La Sacra Scrittura di domenica 24 marzo

Il commento di don Michele Mosa. «La mia anima è triste fino alla morte»

Di Don Michele Mosa

 

Chi non trema di paura davanti alla morte? Anzi davanti al solo pensiero di dover morire? La morte è lo shock più duro che l’uomo deve affrontare. “Ekthambeísthai”, il verbo che usa Marco potrebbe essere tradotto con “rimase impietrito, paralizzato” di fronte al la morte. Come gli capitò davanti alla tomba di Lazzaro: impietrito, paralizzato, senza parole davanti alla morte dell’amico. Non gli restò che piangere. Stesso sentimento che lo assalirà uscendo dal cenacolo per andare al Getsemani: la mia anima è triste fino alla morte. Morire è sinonimo di fallimento: la missione resta incompiuta. È una vita stroncata nel fiore degli anni. Ma quella morte è il disegno del Padre: se il chicco di grano non muore rimane senza frutto.

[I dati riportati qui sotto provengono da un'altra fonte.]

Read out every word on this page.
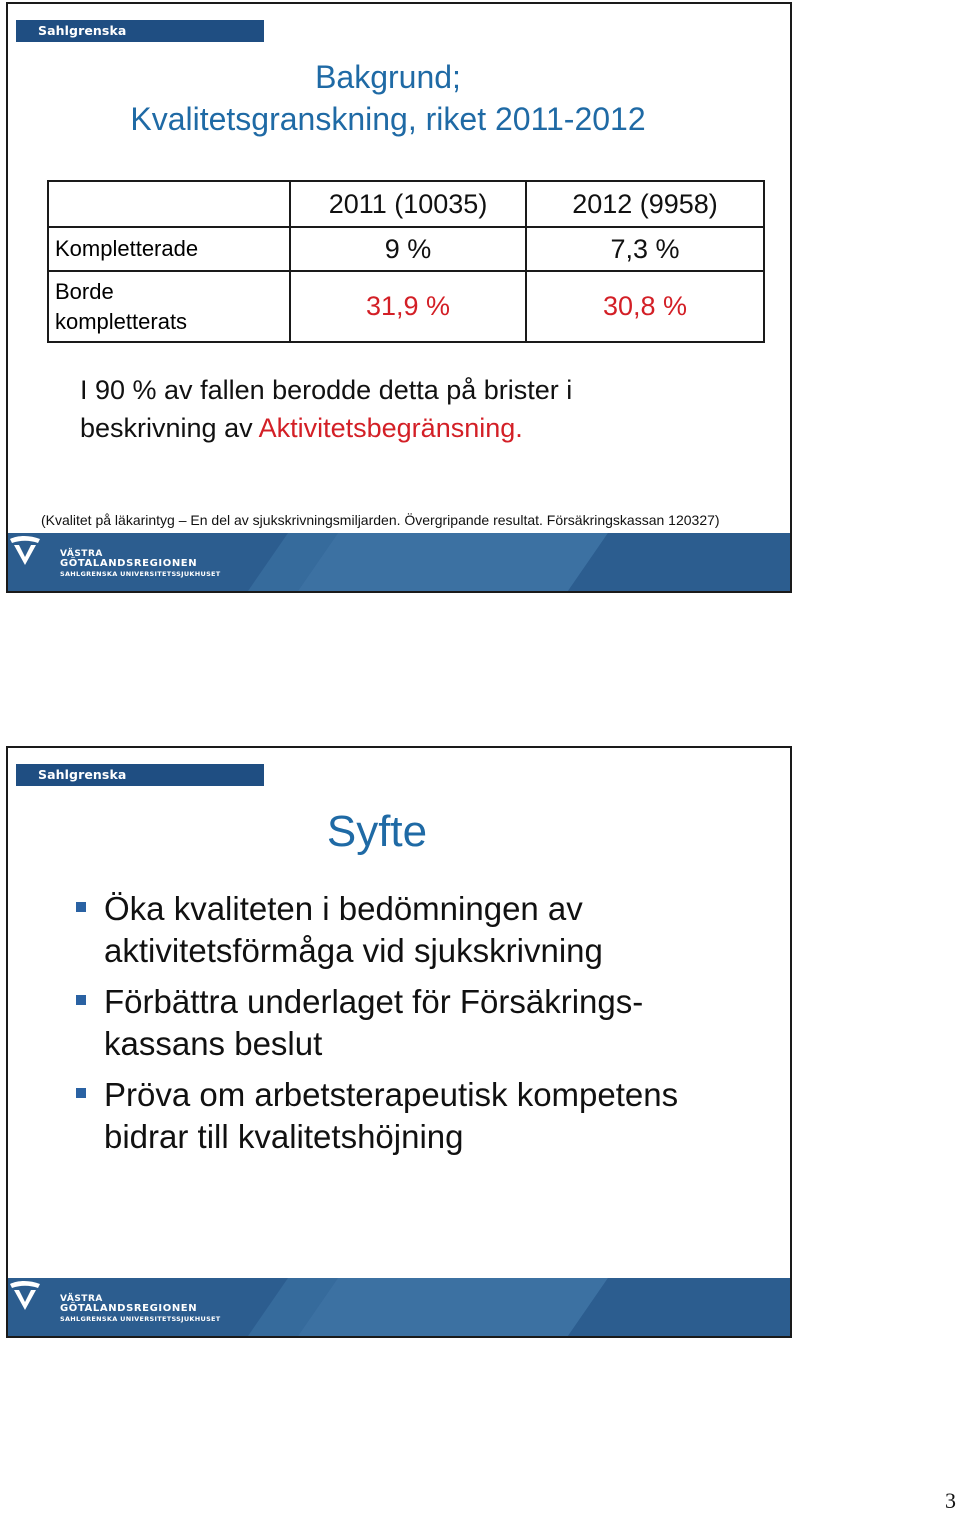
Sahlgrenska Universitetssjukhuset
Bakgrund;
Kvalitetsgranskning, riket 2011-2012
	2011 (10035)	2012 (9958)
Kompletterade	9 %	7,3 %

Borde
kompletterats	31,9 %	30,8 %
I 90 % av fallen berodde detta på brister i
beskrivning av Aktivitetsbegränsning.
(Kvalitet på läkarintyg – En del av sjukskrivningsmiljarden. Övergripande resultat. Försäkringskassan 120327)
VÄSTRA
GÖTALANDSREGIONEN
SAHLGRENSKA UNIVERSITETSSJUKHUSET
Sahlgrenska Universitetssjukhuset
Syfte
Öka kvaliteten i bedömningen av
aktivitetsförmåga vid sjukskrivning
Förbättra underlaget för Försäkrings-
kassans beslut
Pröva om arbetsterapeutisk kompetens
bidrar till kvalitetshöjning
VÄSTRA
GÖTALANDSREGIONEN
SAHLGRENSKA UNIVERSITETSSJUKHUSET
3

Paralizzato davanti alla morte. Spaesato di fronte al disegno del Padre. Non si entra nella Settimana Santa a cuor leggero: varcare la soglia di Gerusalemme è accettare di tornare più sui propri passi. È conversione “allo stato puro”. Guardatelo quel corpo appeso alla croce. Guardate quell’uomo crocifisso. È Dio. Dio si rivela nell’umanità di un crocifisso. Nella debolezza di un uomo che trema di paura davanti alla morte. Commentava Bruno Maggioni: “Se c’è una cosa, ve lo confesso, che mi entusiasma leggendo il racconto della Passione e vedendo che figura di Figlio di Dio emerge, è che mi trovo davanti ad un Figlio di Dio che non è sfuggito a niente di quanto fa parte dell’uomo. Nulla. Ha vissuto persino cosa vuol dire essere un uomo davanti a Dio. Noi davanti a Dio a volte siamo spaesati e questa esperienza, che è tipica dell’uomo, di provare scandalo di fronte a Dio ed essere spaesati, il Figlio di Dio l’ha vissuta e ha fatto bene perché se non avesse vissuto questa esperienza, che è quella più profonda dell’uomo, quella che conservo più gelosamente e che mi fa essere uomo, era un uomo diverso: sarebbe sfuggito all’esperienza più scandalosa dell’uomo”. Ha ragione il centurione che vedendolo morire dice: “Veramente quest’uomo era il figlio di Dio”.